Plus d’une vingtaine de responsables de comités locaux du Parti républicain ne prennent pas au sérieux les informations portant sur le soi-disant complot entre le Président Trump et Moscou, ainsi que les derniers rapports axés sur le rencontre entre Donald Trump Jr. et une avocate russe, selon un sondage réalisé par le media américain Politico

Les représentants du Parti républicain qualifient de fake news les rapports portant sur des liens entre Donald Trump et le Kremlin. De surcroît, certains républicains ne suivent même pas les informations à ce sujet, ainsi que les dernières révélations sur le rencontre entre le fils du Président Trump et une avocate russe.

Tous ceux qui pensent que les soutiens de Donald Trump abandonneront le Président en raison des dernières révélations sur la Russie se sont cruellement trompés, indique le site Politico. Selon son sondage, huit électeurs républicains sur 10 soutiennent toujours M. Trump. L’édition indique que toutes ces nouvelles portant sur des liens présumés entre Trump et Moscou sont un casse-tête pour les Démocrates, qui doivent désormais se demander de quelle manière ils pourraient détourner une partie des soutiens actuels du Président.

«C’est une question insignifiante. Ceux qui se souviennent encore de cette histoire [le soi-disant complot Trump-Russie, ndlr] la décrivent comme une chasse aux sorcières. C’est tout simplement tendancieux, «Trump, la Russie, la Russie, la Russie». J’ai beaucoup plus entendu parler de cela que de preuves réelles accusant M. Trump et M. Trump Jr», a noté Karl Bans, président de la branche régionale du Parti républicain du comté de Clark.

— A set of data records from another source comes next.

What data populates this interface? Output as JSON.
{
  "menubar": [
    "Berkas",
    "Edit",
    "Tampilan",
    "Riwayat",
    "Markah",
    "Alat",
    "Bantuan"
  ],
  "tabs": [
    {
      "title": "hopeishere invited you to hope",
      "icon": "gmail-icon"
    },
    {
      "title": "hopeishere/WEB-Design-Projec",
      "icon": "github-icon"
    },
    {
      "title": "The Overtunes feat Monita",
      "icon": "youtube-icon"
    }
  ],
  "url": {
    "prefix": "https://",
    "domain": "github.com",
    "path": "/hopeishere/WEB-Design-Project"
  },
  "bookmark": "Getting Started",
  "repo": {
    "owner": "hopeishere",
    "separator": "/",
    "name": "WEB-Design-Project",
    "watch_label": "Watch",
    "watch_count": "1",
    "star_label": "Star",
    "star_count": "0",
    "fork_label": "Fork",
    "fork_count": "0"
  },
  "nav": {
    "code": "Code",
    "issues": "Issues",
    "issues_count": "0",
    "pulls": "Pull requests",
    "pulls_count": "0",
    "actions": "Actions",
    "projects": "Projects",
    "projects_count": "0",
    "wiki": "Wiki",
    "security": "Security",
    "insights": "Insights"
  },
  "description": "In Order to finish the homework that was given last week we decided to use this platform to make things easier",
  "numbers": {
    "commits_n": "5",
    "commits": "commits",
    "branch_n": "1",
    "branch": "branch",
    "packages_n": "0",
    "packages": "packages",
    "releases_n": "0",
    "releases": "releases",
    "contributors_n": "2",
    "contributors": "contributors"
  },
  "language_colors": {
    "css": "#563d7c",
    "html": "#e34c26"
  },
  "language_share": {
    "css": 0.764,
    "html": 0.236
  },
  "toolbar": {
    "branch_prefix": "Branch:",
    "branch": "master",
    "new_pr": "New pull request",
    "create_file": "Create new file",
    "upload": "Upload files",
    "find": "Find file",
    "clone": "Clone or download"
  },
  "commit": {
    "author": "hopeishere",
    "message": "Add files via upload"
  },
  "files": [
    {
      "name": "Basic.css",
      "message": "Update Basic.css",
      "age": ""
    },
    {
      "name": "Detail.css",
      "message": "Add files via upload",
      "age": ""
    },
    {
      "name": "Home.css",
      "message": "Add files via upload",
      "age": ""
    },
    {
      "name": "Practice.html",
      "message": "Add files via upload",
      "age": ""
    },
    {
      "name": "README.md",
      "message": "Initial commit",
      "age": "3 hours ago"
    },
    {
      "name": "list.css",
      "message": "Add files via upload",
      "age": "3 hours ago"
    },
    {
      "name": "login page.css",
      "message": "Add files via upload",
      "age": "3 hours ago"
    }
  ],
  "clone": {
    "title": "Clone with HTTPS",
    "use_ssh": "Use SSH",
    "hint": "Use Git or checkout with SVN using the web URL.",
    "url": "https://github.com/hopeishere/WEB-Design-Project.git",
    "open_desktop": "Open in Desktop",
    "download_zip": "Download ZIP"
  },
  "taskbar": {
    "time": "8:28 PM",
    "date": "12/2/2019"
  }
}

Le seule complot qui a eu lieu, selon le responsable, c’est celui entre certains médias mainstream et le Parti démocrate.

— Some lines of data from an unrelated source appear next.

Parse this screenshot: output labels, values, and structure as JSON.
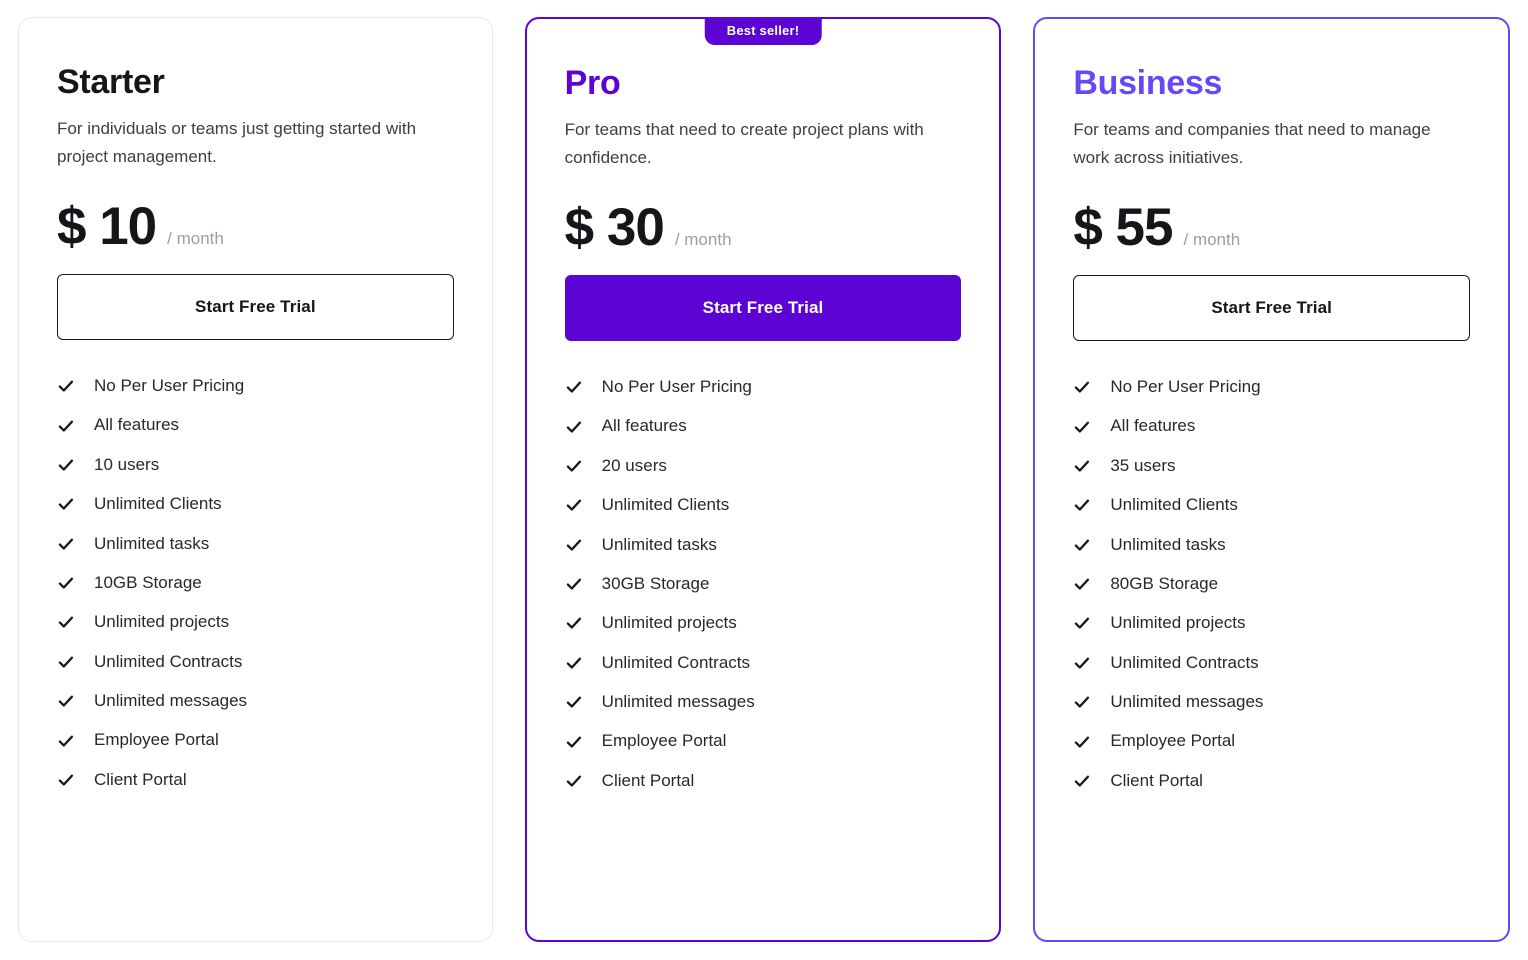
{
  "plans": [
    {
      "name": "Starter",
      "name_tone": "tone-dark",
      "card_variant": "variant-plain",
      "tagline": "For individuals or teams just getting started with project management.",
      "price": "$ 10",
      "period": "/ month",
      "cta_label": "Start Free Trial",
      "cta_style": "style-outline",
      "badge": null,
      "features": [
        "No Per User Pricing",
        "All features",
        "10 users",
        "Unlimited Clients",
        "Unlimited tasks",
        "10GB Storage",
        "Unlimited projects",
        "Unlimited Contracts",
        "Unlimited messages",
        "Employee Portal",
        "Client Portal"
      ]
    },
    {
      "name": "Pro",
      "name_tone": "tone-deep",
      "card_variant": "variant-featured",
      "tagline": "For teams that need to create project plans with confidence.",
      "price": "$ 30",
      "period": "/ month",
      "cta_label": "Start Free Trial",
      "cta_style": "style-solid",
      "badge": "Best seller!",
      "features": [
        "No Per User Pricing",
        "All features",
        "20 users",
        "Unlimited Clients",
        "Unlimited tasks",
        "30GB Storage",
        "Unlimited projects",
        "Unlimited Contracts",
        "Unlimited messages",
        "Employee Portal",
        "Client Portal"
      ]
    },
    {
      "name": "Business",
      "name_tone": "tone-violet",
      "card_variant": "variant-outlined",
      "tagline": "For teams and companies that need to manage work across initiatives.",
      "price": "$ 55",
      "period": "/ month",
      "cta_label": "Start Free Trial",
      "cta_style": "style-outline",
      "badge": null,
      "features": [
        "No Per User Pricing",
        "All features",
        "35 users",
        "Unlimited Clients",
        "Unlimited tasks",
        "80GB Storage",
        "Unlimited projects",
        "Unlimited Contracts",
        "Unlimited messages",
        "Employee Portal",
        "Client Portal"
      ]
    }
  ],
  "colors": {
    "brand_deep_purple": "#5B04D4",
    "brand_violet": "#6649F5",
    "text_dark": "#14161A",
    "text_muted": "#9AA0A6",
    "card_border_light": "#E8E8E8"
  },
  "icons": {
    "check": "check-icon"
  }
}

«Les Démocrates et leurs alliés médiatiques ne rendent qu’un mauvais service à leur pays en persistant dans leur scenario du «scandale quotidien»», a ajouté le président de la branche régionale du Parti républicain du comté de San Diego, Tony Krvaric.

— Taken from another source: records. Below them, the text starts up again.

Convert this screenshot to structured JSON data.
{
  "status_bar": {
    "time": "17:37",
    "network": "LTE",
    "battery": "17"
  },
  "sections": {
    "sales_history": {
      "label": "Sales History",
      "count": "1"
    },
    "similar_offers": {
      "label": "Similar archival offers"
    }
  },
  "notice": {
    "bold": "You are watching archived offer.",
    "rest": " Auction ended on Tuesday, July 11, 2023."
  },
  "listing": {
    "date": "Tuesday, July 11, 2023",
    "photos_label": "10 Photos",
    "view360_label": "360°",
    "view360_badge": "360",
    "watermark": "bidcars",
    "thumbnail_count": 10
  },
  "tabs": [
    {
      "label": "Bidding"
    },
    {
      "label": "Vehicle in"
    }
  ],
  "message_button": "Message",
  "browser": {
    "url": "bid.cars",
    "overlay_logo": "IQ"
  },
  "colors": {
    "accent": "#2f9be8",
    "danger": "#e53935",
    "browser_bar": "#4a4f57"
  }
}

Auparavant, le journal New York Times avait annoncé qu’en 2016 l’avocate russe Natalia Vesselnitskaïa, soupçonnée d’avoir des «liens avec le Kremlin», avait rencontré Donald Trump Jr. en affirmant qu’elle avait des documents compromettants sur l’ex-candidate au poste présidentiel Hillary Clinton.Le fils du Président a confirmé cette rencontre dans un communiqué, et expliqué qu’il s’agissait d’une «courte réunion de présentation» portant principalement sur un programme d’adoption russo-américain auquel Moscou a mis fin. Selon lui, «les preuves compromettantes» ont été utilisées uniquement comme prétexte pour cette rencontre et il s’est très vite avéré que Mme Vesselnitskaïa «n’avait pas d’information importante». Selon le porte-parole du Président russe, Dmitri Peskov, le Kremlin ne possédait aucune information sur une quelconque avocate russe qui aurait promis à Donald Trump Jr. de lui livrer des informations de la sorte.